Bob Jury

No. 26
- Position: Safety

Personal information
- Born: October 5, 1955 (age 70) Los Angeles, California, U.S.
- Listed height: 6 ft 1 in (1.85 m)
- Listed weight: 188 lb (85 kg)

Career information
- High school: South Park (South Park Township, Pennsylvania)
- College: Pittsburgh (1974–1977)
- NFL draft: 1978: 3rd round, 63rd overall pick

Career history
- Seattle Seahawks (1978)*; San Francisco 49ers (1978–1979); New York Giants (1980)*; New England Patriots (1980)*;
- * Offseason or practice squad member only

Awards and highlights
- National champion (1976); Consensus All-American (1977); Third-team All-American (1976); 2× First-team All-East (1976, 1977);

Career NFL statistics
- Fumble recoveries: 3
- Sacks: 1
- Stats at Pro Football Reference

= Bob Jury =

American football player (born 1955)

Robert Vincent Jury (born October 5, 1955) is an American former professional football player who was a safety for one season with the San Francisco 49ers of the National Football League (NFL). He was selected by the Seattle Seahawks in the third round of the 1978 NFL draft. He played college football for the Pittsburgh Panthers.

==Early life==
Robert Vincent Jury was born on October 5, 1955, in Los Angeles, California. He attended South Park High School in South Park, Pennsylvania.

==College career==
He was a member of the Pittsburgh Panthers from 1974 to 1977 and a three-year letterman from 1975 to 1977. He led the country with ten interceptions in 1976, earning Associated Press (AP) third-team All-American and AP and United Press International (UPI) first-team All-East honors. The 1976 Panthers were named consensus national champions. He made six interceptions for 111 yards his senior year in 1977, garnering consensus All-American and AP and UPI first-team All East recognition. He is the Panthers' all-time leader in career interceptions (21), interceptions in a season (10) and interception return yards (266).

==Professional career==
Jury was selected by the Seattle Seahawks in the third round, with the 63rd overall pick, of the 1978 NFL draft. He officially signed with the team on July 5, 1978.

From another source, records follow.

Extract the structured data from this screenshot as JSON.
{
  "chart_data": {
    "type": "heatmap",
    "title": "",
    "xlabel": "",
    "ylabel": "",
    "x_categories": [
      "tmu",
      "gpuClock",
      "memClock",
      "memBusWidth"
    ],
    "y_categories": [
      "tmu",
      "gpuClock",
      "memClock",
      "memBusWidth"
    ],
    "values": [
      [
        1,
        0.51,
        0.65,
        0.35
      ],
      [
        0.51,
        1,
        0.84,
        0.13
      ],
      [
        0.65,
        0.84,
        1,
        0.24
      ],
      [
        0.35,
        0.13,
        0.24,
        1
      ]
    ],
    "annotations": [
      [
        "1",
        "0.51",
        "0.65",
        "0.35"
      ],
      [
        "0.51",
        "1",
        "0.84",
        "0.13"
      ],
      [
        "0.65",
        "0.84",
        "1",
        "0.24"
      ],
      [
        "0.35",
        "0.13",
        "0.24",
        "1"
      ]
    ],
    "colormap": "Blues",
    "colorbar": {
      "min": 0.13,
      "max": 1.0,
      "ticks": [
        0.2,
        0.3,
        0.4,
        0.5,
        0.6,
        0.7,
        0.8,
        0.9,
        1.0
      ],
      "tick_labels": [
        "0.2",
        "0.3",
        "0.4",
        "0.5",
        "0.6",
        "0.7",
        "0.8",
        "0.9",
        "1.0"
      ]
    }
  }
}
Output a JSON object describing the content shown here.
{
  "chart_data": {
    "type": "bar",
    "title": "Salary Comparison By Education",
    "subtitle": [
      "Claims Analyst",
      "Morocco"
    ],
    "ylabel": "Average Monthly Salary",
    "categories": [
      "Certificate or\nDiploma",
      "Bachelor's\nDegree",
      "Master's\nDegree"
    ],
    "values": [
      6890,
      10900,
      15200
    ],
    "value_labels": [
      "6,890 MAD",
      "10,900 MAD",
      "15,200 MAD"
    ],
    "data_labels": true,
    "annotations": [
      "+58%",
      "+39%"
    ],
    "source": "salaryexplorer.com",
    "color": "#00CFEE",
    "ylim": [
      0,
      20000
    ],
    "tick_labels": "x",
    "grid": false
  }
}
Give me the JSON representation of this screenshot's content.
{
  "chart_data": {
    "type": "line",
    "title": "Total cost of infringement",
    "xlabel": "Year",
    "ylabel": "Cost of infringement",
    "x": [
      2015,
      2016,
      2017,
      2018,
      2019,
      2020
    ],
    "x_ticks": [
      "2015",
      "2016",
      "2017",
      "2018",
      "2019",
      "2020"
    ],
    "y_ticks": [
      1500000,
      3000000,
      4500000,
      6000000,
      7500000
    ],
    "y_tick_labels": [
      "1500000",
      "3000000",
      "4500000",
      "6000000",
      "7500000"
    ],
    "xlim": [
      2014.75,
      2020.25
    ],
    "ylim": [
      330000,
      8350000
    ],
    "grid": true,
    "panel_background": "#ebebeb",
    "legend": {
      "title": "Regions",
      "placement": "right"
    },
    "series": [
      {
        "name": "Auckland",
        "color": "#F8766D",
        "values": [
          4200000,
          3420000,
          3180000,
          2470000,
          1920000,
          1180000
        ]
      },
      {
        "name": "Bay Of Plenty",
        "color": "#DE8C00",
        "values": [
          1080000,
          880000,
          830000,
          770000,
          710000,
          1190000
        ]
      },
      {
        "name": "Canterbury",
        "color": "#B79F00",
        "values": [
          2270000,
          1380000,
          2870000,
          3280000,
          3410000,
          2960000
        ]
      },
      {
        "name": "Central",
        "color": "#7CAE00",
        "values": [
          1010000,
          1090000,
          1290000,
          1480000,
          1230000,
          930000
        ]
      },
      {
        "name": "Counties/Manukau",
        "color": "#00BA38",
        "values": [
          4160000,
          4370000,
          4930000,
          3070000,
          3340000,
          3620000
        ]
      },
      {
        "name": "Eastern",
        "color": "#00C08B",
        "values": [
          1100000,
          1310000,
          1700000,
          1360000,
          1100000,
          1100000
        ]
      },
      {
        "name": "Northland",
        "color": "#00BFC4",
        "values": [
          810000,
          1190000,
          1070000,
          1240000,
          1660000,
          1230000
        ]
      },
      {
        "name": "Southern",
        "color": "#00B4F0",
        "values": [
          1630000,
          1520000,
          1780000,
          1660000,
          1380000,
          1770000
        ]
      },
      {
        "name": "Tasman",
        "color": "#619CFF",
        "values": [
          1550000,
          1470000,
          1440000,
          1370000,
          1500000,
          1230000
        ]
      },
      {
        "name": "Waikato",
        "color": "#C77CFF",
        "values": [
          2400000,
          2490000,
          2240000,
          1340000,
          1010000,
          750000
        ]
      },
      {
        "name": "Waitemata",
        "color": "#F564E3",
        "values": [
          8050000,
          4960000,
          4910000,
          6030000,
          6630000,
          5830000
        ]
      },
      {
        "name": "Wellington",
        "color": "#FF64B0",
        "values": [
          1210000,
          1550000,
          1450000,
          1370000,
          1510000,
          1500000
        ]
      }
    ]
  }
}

On August 29, 1978, Jury and a 1979 third round draft pick were traded to the San Francisco 49ers for a 1979 third round pick. He played in 15 games, starting eight, for the 49ers during the 1978 season, recording one sack and three fumble recoveries. The next year, he was placed on injured reserve on August 23, 1979, and spent the entire season there. He was released by the 49ers on January 7, 1980.

Jury was claimed off waivers by the New York Giants on January 16, 1980, but was later waived.

He was claimed off waivers by the New England Patriots on May 19, 1980. He was released by the Patriots on July 23, 1980, after leaving the team.